Insider Tip: Most food cravings last only a few minutes. That cue from your brain's pleasure center, and the immediate release of dopamine that follows, might tell you that that jelly donut is truly irresistible. Stay level-headed and remember that true "feel good" sensations don't come until progress is made.
4. Follow A Plan That Works For You
I can't say it enough: If you follow a plan that you enjoy and that fits your lifestyle, motivation will come organically. You'll naturally want to follow your fitness plan because you enjoy the activity it involves. Sticking with a stringent plan might work for the short term but, more often than not, plans that are too intense are dead ends when it comes to long-lasting progress.
It's important to tailor your plan to your lifestyle. If you prefer bodyweight exercises and don't have much time, then the Dirty Basics program is a great option. If you prefer to hit the gym some days, and then train bodyweight at home or even outdoors, then something like the BW44 90-Day Program may fit your lifestyle better.
5. Keep A Training Journal
A day-in, day-out schedule of work-gym-sleep can leave you running ragged. Trust me, I know. Once frustration kicks in, it can become hard to remember why you put yourself through such a tough regimen. It's at time like this that a journal can be a source of inspiration. Tracking your workouts, nutrition, daily hurdles and—perhaps most importantly—your accomplishments will allow you to see how far you've come since starting and remind you that hard work pays off.
6. Change It Up
Nothing kills motivation like a boring routine. I don't like leftovers. Week old, stale, boring food doesn't appeal to me. So why would a routine that has the same, boring old exercises excite me? When movements become lame, just hit the refresh button. Every 2-3 weeks, change something about your workout routine. Add a few new exercises, reverse the order of the routine, switch from weight training to bodyweight training, or switch the grip. You don't need a new workout routine every week. Two to three exercise swaps should do the trick.
Insider Tip: It's a good idea to refresh your workout every 4-6 weeks and change your full program every 12-16 weeks. This will allow you to hit multiple training goals over the course of the year, keep your body from adapting to one program, and keep your fitness life interesting for the long haul!
7. Focus On The Benefits
We've all been there. You've scheduled Monday as leg day. You've got everything ready: gym clothes packed, water bottle filled, and workout printed. But, when the time to crush your quads rolls around, your motivation is zapped. Your energy's at zero and the last thing you feel like doing is crushing your legs.

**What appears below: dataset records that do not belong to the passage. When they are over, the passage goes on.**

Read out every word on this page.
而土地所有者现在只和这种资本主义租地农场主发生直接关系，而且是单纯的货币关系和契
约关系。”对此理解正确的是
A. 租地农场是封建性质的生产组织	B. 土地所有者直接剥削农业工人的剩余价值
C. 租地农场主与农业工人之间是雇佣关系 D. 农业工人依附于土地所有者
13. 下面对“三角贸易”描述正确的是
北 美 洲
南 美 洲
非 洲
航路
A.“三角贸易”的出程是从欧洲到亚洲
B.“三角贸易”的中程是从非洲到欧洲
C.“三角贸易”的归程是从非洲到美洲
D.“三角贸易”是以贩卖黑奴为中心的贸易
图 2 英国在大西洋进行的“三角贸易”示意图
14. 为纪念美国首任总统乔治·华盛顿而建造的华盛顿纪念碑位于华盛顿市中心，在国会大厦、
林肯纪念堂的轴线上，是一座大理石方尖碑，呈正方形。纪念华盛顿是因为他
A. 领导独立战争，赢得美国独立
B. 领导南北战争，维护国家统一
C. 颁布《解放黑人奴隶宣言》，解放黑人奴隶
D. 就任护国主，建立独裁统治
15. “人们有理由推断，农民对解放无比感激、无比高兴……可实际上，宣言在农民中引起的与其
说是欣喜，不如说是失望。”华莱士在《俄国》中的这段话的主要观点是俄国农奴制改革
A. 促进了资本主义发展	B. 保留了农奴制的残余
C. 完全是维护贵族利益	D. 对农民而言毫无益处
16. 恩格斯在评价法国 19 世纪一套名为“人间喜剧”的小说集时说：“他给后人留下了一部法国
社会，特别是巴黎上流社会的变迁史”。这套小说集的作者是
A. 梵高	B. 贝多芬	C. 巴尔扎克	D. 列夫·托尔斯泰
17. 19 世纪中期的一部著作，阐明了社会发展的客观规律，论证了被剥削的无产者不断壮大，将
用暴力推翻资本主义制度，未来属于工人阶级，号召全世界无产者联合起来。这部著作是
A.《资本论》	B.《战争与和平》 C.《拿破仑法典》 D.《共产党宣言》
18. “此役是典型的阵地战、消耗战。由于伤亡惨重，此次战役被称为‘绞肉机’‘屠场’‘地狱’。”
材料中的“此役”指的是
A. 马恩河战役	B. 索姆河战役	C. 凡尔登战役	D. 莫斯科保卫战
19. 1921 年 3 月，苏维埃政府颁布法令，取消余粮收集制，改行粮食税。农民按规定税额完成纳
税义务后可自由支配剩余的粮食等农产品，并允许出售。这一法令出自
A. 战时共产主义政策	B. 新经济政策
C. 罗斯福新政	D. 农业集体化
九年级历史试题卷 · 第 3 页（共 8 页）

So what do I do? Rather than focusing on how much you DON'T want to squat, focus on how much you want results and how not working out could be a step in the wrong direction. I won't lie, there are days where I feel like sitting on the couch would be more satisfying than hitting the gym. What I keep in mind is how I will feel if I don't work out. I don't like that feeling.
Few people take the time to consider how their decision to skip a gym session will affect them down the line because they are too focused on how they feel at that moment. I am all for being present, but remember that we set a goal. The decisions you make today affect how soon you accomplish that mission. Consider how you'll feel if you give up. Chances are you'll be in the gym shortly after. Then, even if your workout starts with low energy, it will probably pick up once you're in the groove.
Insider Tip: If you're tired or simply can't muster the energy to train your "assigned" body part, revamp your workout plan. Calves sore? Train shoulders instead. Hamstrings tight? Take time to foam roll. Listen to your body and adjust your workout as needed. Remember, the only bad workout is the one you didn't do.